Poema para mulheres químicas
Agrippina Manhattan
O trabalho consiste em um poema criado por meio de anagramas (mistura das letras de uma palavra) feitos com o nome de duas substâncias usadas para realizar a transição hormonal MTF (male to female): o acetato de ciproterona, usado para interromper a produção de testosterona, e o valerato de estradiol, usado como repositor de progesterona. A obra vem do medo de começar a tomar esses medicamentos que oferecem riscos significativos à saúde, mas que simultaneamente suprem uma emergência de adequação do meu corpo à minha identidade. Criar um poema com eles torna-os mais próximos de mim e da minha sensibilidade, ao contrário dos nomes científicos aos quais não consigo me identificar.
Encontro nesse poema conforto
Encontro nele forças.
Eu faço a minha luta sozinha, compro mensalmente esse remédio em segredo.
O que os olhos não vêem é bombeado no meu coração
pelas minhas veias e artérias.
Mulheres cis tomam mensalmente anticoncepcional
Travestis tomam mensalmente anticoncepcional
Sou privilegiada
Me enveneno, me transformo
INCORPÓREA
DIALETOS IDOLATRE
ORA DILATÁVEL
ORA DESERTO
DOCE ATAQUE
ATACADA
ADAPTAR
O poema é uma parte de um processo de trabalho que acarretará e uma instalação a ser feita em exposição com curadoria do artista visual Yago Toscano.
Processo e obra, respiro e desabafo.
Por mim, pelo que corre em minhas veias e por todas.

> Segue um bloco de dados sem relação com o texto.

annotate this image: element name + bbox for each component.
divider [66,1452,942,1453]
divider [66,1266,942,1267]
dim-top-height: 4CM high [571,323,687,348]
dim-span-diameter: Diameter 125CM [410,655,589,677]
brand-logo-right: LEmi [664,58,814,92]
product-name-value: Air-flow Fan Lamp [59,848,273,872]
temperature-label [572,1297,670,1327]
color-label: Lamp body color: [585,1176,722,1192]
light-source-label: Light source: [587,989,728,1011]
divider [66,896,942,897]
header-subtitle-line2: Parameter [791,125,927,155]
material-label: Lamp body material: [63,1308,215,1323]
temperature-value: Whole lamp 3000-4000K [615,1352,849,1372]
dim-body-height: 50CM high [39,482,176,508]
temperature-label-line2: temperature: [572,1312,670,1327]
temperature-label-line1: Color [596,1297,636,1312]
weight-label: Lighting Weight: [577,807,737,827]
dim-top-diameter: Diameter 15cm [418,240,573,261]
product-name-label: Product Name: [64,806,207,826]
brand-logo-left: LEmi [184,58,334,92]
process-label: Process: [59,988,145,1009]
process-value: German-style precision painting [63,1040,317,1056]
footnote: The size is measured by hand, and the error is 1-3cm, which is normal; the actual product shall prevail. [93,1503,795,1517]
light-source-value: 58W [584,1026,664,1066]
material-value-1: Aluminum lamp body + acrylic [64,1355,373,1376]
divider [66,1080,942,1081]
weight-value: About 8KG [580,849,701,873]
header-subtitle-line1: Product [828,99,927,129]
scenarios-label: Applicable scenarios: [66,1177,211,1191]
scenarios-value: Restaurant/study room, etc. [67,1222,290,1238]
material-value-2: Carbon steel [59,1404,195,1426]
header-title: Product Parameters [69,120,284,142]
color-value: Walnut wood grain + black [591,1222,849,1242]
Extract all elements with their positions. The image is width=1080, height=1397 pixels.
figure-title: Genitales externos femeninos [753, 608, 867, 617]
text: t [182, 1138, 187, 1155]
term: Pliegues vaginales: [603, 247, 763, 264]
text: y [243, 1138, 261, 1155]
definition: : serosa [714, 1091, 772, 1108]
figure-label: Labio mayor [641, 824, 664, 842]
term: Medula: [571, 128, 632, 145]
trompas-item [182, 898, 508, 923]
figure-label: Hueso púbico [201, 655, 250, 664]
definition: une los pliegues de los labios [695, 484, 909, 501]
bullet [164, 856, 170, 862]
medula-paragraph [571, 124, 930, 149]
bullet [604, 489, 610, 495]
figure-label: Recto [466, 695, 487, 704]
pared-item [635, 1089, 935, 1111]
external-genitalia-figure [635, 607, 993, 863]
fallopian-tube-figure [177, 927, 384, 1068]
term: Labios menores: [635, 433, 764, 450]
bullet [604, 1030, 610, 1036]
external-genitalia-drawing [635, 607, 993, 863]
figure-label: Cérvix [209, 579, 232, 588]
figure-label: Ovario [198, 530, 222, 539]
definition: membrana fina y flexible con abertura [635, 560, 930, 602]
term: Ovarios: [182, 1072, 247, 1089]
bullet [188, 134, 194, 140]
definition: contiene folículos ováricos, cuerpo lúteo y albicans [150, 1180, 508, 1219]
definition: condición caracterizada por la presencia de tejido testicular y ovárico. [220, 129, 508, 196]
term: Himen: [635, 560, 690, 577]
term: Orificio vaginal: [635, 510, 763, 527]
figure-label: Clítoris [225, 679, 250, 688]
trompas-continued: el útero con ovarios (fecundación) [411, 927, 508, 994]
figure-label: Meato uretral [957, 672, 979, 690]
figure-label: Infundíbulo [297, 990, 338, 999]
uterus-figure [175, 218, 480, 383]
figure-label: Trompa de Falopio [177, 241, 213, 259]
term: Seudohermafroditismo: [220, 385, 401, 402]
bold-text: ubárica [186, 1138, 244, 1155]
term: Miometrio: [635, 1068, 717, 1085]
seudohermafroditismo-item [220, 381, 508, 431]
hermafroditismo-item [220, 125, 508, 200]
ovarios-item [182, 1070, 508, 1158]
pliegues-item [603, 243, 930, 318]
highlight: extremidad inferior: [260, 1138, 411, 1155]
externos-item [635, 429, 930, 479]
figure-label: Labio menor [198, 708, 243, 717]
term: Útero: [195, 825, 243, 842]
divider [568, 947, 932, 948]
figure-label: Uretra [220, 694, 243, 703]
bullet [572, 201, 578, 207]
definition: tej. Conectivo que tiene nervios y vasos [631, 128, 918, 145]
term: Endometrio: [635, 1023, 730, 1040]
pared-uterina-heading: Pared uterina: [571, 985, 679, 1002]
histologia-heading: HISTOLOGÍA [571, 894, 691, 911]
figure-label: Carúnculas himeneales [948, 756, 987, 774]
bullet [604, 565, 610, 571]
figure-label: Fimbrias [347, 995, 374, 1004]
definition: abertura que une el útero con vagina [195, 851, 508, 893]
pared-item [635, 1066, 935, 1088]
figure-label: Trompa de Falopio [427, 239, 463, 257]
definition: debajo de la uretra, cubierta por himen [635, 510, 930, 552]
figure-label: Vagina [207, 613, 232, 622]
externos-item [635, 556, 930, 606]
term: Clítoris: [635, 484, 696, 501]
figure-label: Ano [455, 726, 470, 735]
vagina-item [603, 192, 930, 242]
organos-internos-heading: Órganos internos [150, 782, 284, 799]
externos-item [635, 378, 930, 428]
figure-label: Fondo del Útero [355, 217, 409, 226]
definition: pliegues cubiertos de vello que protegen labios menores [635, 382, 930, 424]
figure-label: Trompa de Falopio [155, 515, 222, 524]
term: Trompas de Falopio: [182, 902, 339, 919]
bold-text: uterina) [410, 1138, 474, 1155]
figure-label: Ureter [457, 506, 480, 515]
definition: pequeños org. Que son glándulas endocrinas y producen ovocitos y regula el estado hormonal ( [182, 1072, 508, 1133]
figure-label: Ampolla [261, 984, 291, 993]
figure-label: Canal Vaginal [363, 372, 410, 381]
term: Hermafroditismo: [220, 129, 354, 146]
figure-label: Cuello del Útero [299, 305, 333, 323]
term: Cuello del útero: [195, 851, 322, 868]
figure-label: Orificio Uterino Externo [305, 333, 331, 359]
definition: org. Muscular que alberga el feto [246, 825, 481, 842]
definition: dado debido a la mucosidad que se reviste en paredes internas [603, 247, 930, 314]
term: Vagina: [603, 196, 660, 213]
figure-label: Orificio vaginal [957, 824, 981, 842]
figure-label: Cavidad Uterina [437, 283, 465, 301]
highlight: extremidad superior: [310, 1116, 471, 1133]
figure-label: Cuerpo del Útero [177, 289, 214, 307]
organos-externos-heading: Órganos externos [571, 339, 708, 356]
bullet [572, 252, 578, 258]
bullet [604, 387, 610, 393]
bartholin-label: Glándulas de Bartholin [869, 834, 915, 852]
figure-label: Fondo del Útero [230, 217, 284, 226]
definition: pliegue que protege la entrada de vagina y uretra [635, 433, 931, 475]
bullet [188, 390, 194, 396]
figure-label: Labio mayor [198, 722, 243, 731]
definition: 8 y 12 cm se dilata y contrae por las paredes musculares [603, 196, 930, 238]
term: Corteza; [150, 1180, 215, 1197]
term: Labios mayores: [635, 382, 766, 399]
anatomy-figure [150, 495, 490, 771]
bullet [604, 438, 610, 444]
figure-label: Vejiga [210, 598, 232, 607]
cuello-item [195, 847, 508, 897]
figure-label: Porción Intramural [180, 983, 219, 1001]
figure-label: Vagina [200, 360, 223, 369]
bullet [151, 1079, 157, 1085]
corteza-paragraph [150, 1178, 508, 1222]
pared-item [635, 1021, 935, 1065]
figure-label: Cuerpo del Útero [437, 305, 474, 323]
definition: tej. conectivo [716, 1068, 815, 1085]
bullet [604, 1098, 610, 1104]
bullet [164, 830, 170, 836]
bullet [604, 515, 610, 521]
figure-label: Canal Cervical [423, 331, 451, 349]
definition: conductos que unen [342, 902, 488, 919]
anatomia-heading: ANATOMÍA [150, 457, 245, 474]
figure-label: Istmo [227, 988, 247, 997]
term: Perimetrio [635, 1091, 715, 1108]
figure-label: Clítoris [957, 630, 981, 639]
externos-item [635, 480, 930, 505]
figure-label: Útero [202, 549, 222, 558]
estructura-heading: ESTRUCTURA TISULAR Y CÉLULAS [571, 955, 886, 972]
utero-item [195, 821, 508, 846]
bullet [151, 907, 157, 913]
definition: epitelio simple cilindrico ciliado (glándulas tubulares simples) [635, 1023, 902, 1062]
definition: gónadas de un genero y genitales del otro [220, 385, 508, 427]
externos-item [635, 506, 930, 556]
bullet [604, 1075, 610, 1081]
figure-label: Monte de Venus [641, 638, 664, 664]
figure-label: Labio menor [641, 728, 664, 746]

Agrippina Manhattan é artista, pesquisadora e travesti. Nascida em São Gonçalo-RJ, seus trabalhos dialogam com questões de gênero, instituições e identidades. Aluna da Escola de Belas Artes da UFRJ, já integrou exposições coletivas como BA Photo/Tijuana em Buenos Aires (2017), Esquenta para Jack Smith (Capacete, curadoria de Andreas Valentim e Marcos Bonisson 2017), Carpintaria para Todos (Fortes D`Aloia e Gabriel, 2017), PEGA – Encontro de Alunos de Artes do Rio de Janeiro (Centro Municipal de Arte Helio Oiticica, 2017). Como pesquisadora, já participou Do Seminário Contingências promovido pelo PPGARTES-UERJ (2017) e do XII Congresso de História da Arte da Unicamp (2017).